2. Günter_Wächtershäuser. This guy is a *patent lawyer* who has published more than a few papers on the origin of life. Sure, now that he is indispusputably successful he has a few adjunct and honorary professorships. But back in 1991 was he a "working scientist" or a patent lawyer?

Anonymous said...

Margaret L. has a great response for the problem of potential lack of novelty - clear and constructive. As reviewers, we should always support major criticisms with explicit facts and citations. I have great respect for many editors I've interacted with, but do agree in general that they ought to sack up and ask jackass reviewers to support comments like "we already know this" with citations. Similarly, reviewers should be expected to provide a rationale for additional experiments proposed other than "the authors should do this". EMBO J is adopting an interesting new policy for publishing the (anonymous) reviews online for any paper they accept - way to go, EMBO! I'm thinking people will be more careful about what they write when everyone eventually gets to see their review, even if "anonymous".

Kate said...

Ok, I wrote back to the editor.

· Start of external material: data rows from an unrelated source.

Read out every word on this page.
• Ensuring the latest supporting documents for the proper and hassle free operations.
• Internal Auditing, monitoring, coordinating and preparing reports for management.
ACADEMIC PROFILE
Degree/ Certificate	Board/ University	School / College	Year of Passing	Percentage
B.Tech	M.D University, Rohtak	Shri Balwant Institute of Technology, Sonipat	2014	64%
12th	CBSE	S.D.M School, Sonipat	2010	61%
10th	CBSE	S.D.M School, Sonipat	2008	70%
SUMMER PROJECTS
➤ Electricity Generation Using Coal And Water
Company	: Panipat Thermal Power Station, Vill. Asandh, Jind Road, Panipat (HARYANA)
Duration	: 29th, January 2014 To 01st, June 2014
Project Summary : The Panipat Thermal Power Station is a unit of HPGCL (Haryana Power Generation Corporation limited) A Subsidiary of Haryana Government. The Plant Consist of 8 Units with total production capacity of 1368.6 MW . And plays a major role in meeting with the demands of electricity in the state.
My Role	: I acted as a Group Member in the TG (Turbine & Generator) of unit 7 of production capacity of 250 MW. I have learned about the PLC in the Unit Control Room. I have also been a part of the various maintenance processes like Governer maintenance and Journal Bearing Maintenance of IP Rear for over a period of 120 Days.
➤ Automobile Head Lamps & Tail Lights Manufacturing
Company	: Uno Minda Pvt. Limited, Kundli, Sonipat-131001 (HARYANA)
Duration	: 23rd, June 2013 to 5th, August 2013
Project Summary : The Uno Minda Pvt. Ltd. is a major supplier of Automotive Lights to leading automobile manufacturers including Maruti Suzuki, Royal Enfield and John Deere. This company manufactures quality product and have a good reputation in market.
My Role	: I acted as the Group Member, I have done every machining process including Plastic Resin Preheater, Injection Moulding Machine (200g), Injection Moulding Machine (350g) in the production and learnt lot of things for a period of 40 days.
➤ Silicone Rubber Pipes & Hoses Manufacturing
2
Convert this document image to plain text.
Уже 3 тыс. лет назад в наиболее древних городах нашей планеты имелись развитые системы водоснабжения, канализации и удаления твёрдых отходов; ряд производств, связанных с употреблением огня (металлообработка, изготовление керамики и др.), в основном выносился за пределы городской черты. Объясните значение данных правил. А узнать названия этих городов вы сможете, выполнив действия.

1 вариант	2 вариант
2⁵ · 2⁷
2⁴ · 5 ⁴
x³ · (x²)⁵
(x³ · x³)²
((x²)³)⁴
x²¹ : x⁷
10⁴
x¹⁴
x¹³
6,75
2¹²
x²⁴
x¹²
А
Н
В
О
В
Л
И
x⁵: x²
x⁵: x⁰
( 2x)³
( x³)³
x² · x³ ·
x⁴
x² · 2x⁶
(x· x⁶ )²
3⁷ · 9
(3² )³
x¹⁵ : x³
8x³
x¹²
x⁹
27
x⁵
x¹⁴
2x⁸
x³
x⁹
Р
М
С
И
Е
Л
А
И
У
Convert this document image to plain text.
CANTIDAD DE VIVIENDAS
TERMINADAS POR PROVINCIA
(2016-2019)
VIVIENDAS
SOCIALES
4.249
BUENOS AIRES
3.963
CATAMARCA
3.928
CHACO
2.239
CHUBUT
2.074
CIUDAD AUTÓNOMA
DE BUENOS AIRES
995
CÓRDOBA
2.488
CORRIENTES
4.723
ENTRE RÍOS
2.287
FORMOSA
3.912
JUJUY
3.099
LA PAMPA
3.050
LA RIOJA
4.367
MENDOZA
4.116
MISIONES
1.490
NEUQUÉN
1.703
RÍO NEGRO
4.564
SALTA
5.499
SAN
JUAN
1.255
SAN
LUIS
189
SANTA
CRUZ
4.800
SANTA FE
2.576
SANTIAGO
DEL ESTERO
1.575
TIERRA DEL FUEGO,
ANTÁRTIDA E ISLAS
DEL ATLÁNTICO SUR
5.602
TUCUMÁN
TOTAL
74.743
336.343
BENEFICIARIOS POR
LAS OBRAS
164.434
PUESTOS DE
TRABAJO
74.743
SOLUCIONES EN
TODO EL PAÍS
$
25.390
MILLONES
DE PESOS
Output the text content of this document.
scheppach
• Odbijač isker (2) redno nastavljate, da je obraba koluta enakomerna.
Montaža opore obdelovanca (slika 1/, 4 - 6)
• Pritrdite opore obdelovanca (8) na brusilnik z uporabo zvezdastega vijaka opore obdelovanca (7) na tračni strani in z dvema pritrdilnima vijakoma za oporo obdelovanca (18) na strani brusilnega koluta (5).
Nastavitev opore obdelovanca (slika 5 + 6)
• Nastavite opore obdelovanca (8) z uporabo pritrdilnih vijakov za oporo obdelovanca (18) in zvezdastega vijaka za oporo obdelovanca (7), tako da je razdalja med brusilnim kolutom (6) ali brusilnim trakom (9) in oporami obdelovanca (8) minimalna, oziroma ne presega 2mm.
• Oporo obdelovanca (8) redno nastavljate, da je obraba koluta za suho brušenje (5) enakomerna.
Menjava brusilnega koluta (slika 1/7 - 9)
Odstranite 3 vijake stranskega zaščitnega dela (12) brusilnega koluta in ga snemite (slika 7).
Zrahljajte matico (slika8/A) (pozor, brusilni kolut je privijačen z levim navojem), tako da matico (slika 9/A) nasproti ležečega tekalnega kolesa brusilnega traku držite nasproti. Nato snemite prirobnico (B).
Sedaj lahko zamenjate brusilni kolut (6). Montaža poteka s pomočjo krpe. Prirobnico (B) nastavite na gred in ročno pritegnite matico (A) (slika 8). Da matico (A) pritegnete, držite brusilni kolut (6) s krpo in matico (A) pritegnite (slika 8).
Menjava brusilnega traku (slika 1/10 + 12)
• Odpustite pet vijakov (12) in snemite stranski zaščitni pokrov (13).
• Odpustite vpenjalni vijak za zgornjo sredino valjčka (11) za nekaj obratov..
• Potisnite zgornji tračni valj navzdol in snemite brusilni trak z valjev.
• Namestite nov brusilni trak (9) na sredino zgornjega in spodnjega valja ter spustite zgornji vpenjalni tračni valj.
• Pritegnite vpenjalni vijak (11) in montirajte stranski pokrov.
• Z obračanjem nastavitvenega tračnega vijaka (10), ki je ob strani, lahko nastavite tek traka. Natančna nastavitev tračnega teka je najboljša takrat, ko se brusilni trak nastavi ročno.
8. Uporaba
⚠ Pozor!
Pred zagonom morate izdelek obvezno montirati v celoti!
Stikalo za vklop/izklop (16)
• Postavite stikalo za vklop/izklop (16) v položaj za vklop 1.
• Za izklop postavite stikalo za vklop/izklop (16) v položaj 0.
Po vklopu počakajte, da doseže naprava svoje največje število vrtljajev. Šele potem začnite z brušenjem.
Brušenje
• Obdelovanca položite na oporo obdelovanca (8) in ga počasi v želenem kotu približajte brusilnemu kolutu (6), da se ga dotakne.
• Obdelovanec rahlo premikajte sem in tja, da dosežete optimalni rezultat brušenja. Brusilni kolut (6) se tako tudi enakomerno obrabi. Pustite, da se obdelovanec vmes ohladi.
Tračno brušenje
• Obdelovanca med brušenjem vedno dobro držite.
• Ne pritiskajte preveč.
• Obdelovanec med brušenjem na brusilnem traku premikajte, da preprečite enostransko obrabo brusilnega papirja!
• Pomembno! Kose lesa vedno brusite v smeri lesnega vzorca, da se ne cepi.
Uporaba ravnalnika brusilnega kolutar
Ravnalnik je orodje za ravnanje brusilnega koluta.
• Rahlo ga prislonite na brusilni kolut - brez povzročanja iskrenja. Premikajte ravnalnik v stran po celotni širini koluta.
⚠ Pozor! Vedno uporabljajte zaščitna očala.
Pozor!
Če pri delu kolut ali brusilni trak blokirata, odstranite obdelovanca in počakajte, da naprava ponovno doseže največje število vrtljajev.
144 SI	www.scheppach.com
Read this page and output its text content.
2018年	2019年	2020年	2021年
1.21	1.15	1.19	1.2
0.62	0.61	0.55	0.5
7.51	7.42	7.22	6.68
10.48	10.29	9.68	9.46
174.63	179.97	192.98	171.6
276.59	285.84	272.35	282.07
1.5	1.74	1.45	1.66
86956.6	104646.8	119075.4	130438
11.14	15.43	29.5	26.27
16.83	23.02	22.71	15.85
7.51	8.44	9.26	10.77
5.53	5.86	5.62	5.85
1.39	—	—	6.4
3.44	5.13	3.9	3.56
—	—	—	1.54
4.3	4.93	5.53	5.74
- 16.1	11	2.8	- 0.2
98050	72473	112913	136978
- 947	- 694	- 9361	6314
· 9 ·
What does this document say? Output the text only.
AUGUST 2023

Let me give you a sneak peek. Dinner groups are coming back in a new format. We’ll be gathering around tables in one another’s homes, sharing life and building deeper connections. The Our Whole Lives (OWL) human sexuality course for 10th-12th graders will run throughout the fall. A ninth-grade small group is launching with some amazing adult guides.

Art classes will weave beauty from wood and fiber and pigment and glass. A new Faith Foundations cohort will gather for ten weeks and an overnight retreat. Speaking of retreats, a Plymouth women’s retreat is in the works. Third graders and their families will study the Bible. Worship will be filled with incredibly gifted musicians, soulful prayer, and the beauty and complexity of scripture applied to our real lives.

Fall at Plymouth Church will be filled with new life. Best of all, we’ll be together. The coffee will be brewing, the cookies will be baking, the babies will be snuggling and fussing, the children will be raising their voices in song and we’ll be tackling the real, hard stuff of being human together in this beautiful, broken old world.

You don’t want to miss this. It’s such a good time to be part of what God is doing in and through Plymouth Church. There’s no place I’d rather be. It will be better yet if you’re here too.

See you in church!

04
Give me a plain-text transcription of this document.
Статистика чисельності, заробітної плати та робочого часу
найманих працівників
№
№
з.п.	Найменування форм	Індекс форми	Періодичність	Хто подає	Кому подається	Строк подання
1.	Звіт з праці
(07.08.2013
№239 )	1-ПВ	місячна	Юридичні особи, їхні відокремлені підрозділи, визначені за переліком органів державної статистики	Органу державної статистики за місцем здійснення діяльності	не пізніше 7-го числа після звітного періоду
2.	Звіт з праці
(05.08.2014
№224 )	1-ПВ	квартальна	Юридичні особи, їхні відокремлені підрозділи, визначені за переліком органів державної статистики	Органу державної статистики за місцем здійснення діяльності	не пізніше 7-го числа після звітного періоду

I was inspired. Email pasted below edited for pseudonymity.

Dear Prof. Editor,

I apologize for not writing sooner, but I was considering whether to respond to this rejection. I have decided that, while I am not resubmitting this paper for your consideration as it was accepted within two weeks at another publication (without revision), I should voice one concern about my review. Both of the reviews suggested that my work was not original, and I think it is important to note that neither review cited a single article to support this claim. The reality is that papers of this kind that examine [stuff] are incredibly rare -- there have been less than ten that I have found in the last twenty five years. Absent from the literature is a single comparative paper on [stuff]. So I wonder what "not original" is really shorthand for.

I respect your decision, but I do think it is important that in the review process submissions not be waved off because the results are preliminary, particularly if the evidence is of a kind that is [stuff]. I am guessing that this is the reason for the rejection based on the rest of the reviews, but again, as the focus seemed to be on this uncited lack of originality (and importance, which is also difficult to quantify in any productive, constructive way for the manuscript author), I am not sure.

I enjoy your journal and do hope I get the chance to submit another manuscript for publication in the future. I have been a reviewer for your journal for a few years.

All the best,
Prof. Kate

Female Science Professor said...

Nice letter! You may get back a generic "unfortunately we cannot publish every paper and must turn down many of high quality etc." response, but at least you have called to the editor's attention the issue of this type of insidious unsubstantiated review comment.